标签: python tensorflow deep-learning dnn-module

伙计们我是深度学习的新手。我正在US-Adult Income dataset

上培训DNN

我哪里出错了?另一个问题我想在不同的数据集上测试我的模型我该如何实际做到这一点?

这是我的代码:

import pandas as pd
input_data = pd.read_csv('adult.data.csv')


def label_fix(label):
    if label == '<=50K':
        return 0
    else:
       return 1

input_data['Income'] = input_data['Income'].apply(label_fix)

from sklearn.model_selection import train_test_split

x_data = input_data.drop('Income',axis = 1)
y_labels = input_data['Income']
X_train,X_test,y_train,y_test = train_test_split(x_data,y_labels,test_size= 0.3,random_state=101)


import tensorflow as tf



Age = tf.feature_column.numeric_column('Age')
Job_class = tf.feature_column.categorical_column_with_hash_bucket('Job-
Class',hash_bucket_size=1000)
fnlwgt = tf.feature_column.numeric_column('fnlwgt')
Education = tf.feature_column.categorical_column_with_hash_bucket('Education',hash_bucket_size=1000)
Education_num = tf.feature_column.numeric_column('Education-num')
Status = tf.feature_column.categorical_column_with_hash_bucket('Status',hash_bucket_size=1000)
Designation = tf.feature_column.categorical_column_with_hash_bucket('Designation',hash_bucket_size=1000)
Marital = tf.feature_column.categorical_column_with_hash_bucket('Marital',hash_bucket_size=1000)
Colour = tf.feature_column.categorical_column_with_vocabulary_list('Colour',['White', 'Asian-Pac-Islander', 'Amer-Indian-Eskimo', 'Other', 'Black'])
Gender = tf.feature_column.categorical_column_with_vocabulary_list('Gender',['Male','Female'])
Capital_gain = tf.feature_column.numeric_column('capital-gain')
Capital_loss = tf.feature_column.numeric_column('capital-loss')
Hours = tf.feature_column.numeric_column('hours-per-week')
Native_country = tf.feature_column.categorical_column_with_hash_bucket('Native-Country',hash_bucket_size=1000)
Income = tf.feature_column.numeric_column('Income')

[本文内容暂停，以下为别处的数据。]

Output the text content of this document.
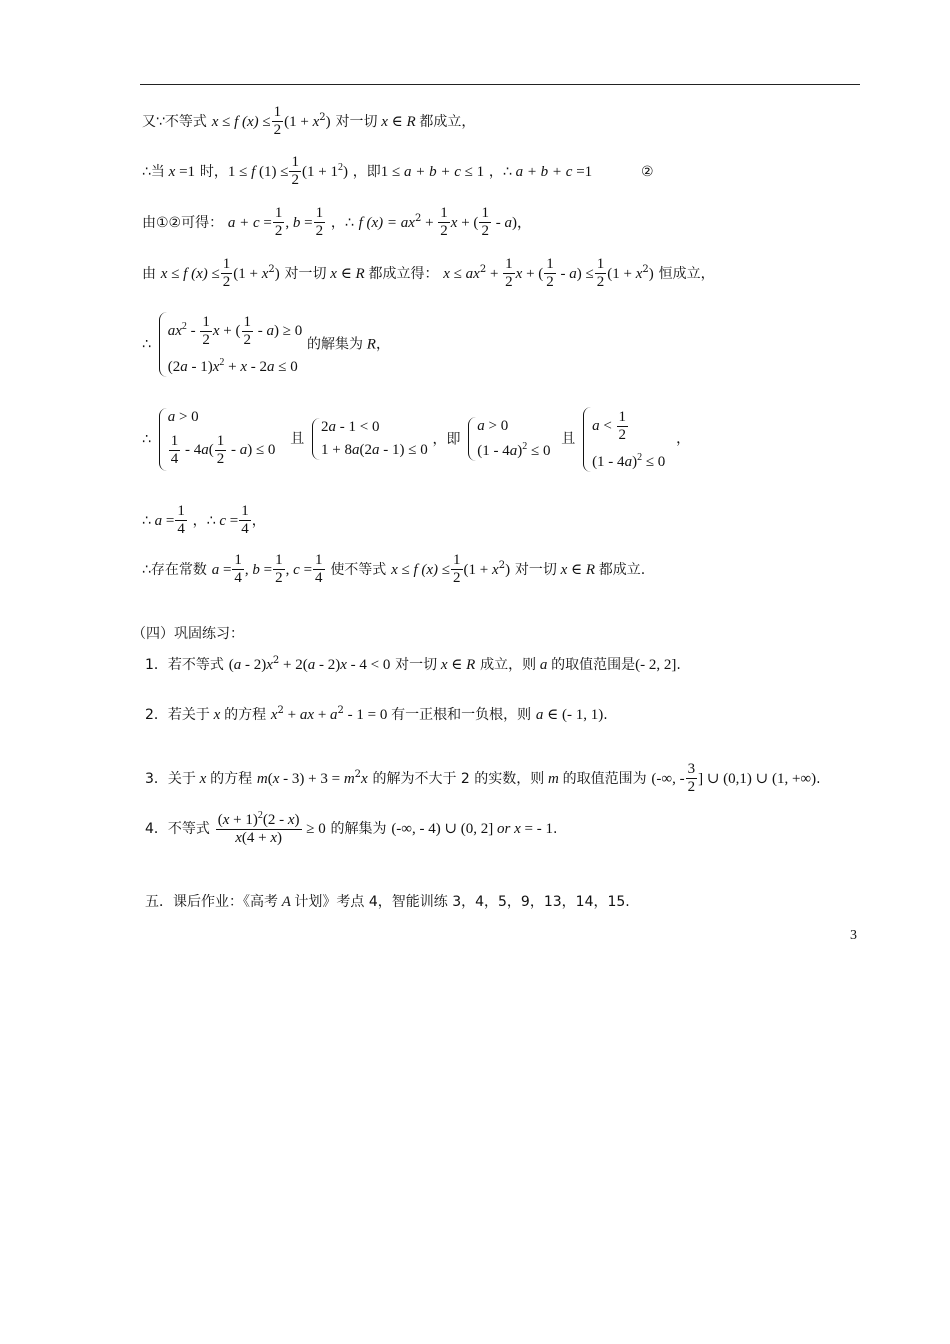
又∵不等式 x ≤ f $(x) \le \frac{1}{2} (1 + x^2)$ 对一切 x ∈ R 都成立，
∴当 x =1 时，1 ≤ f $(1) \le \frac{1}{2} (1 + 1^2)$ ，即1 ≤ a + b + c ≤ 1 ，∴ a + b + c =1	②
由①②可得： $a + c = \frac{1}{2}$ , $b = \frac{1}{2}$ ，∴ f $(x) = ax^2 + \frac{1}{2}$ x + ( $\frac{1}{2} - a$)，
由 x ≤ f $(x) \le \frac{1}{2} (1 + x^2)$ 对一切 x ∈ R 都成立得： $x \le ax^2 + \frac{1}{2}$ x + ( $\frac{1}{2} - a) \le \frac{1}{2} (1 + x^2)$ 恒成立，
∴
$ax^2 - \frac{1}{2}$ x + ( $\frac{1}{2} - a) \ge 0$
$(2a - 1)x^2 + x - 2a \le 0$
的解集为 R，
∴
a > 0
$\frac{1}{4} - 4a( \frac{1}{2} - a) \le 0$
且
2a - 1 < 0
1 + 8a(2a - 1) ≤ 0
，即
a > 0
(1 - 4a)$^2$ ≤ 0
且
$a < \frac{1}{2}$
(1 - 4a)$^2$ ≤ 0
，
∴ $a = \frac{1}{4}$ ，∴ $c = \frac{1}{4}$ ，
∴存在常数 $a = \frac{1}{4}$ , $b = \frac{1}{2}$ , $c = \frac{1}{4}$ 使不等式 x ≤ f $(x) \le \frac{1}{2} (1 + x^2)$ 对一切 x ∈ R 都成立.
（四）巩固练习：
1．若不等式 $(a - 2)x^2 + 2(a - 2)x - 4 < 0$ 对一切 x ∈ R 成立，则 a 的取值范围是(- 2, 2].
2．若关于 x 的方程 $x^2$ + ax + $a^2 - 1 = 0$ 有一正根和一负根，则 a ∈ (- 1, 1).
3．关于 x 的方程 $m(x - 3) + 3 = m^2x$ 的解为不大于 2 的实数，则 m 的取值范围为 (-∞, - $\frac{3}{2}$ ] ∪ (0,1) ∪ (1, +∞).
4．不等式 $\frac{(x + 1)^2(2 - x)}{x(4 + x)} \ge 0$ 的解集为 (-∞, - 4) ∪ (0, 2] or x = - 1.
五．课后作业：《高考 A 计划》考点 4，智能训练 3，4，5，9，13，14，15.
3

feats_cols = [Age,Job_class,fnlwgt,Education,Education_num,Status,Designation,Marital,Colour,Gender,Capital_gain,Capital_loss,Hours,Native_country]

model = tf.estimator.LinearClassifier(feature_columns=feats_cols)

input_func = tf.estimator.inputs.pandas_input_fn(x=X_train,y=y_train,batch_size=100,num_epochs=None,shuffle=True)

model.train(input_fn=input_func,steps = 5000)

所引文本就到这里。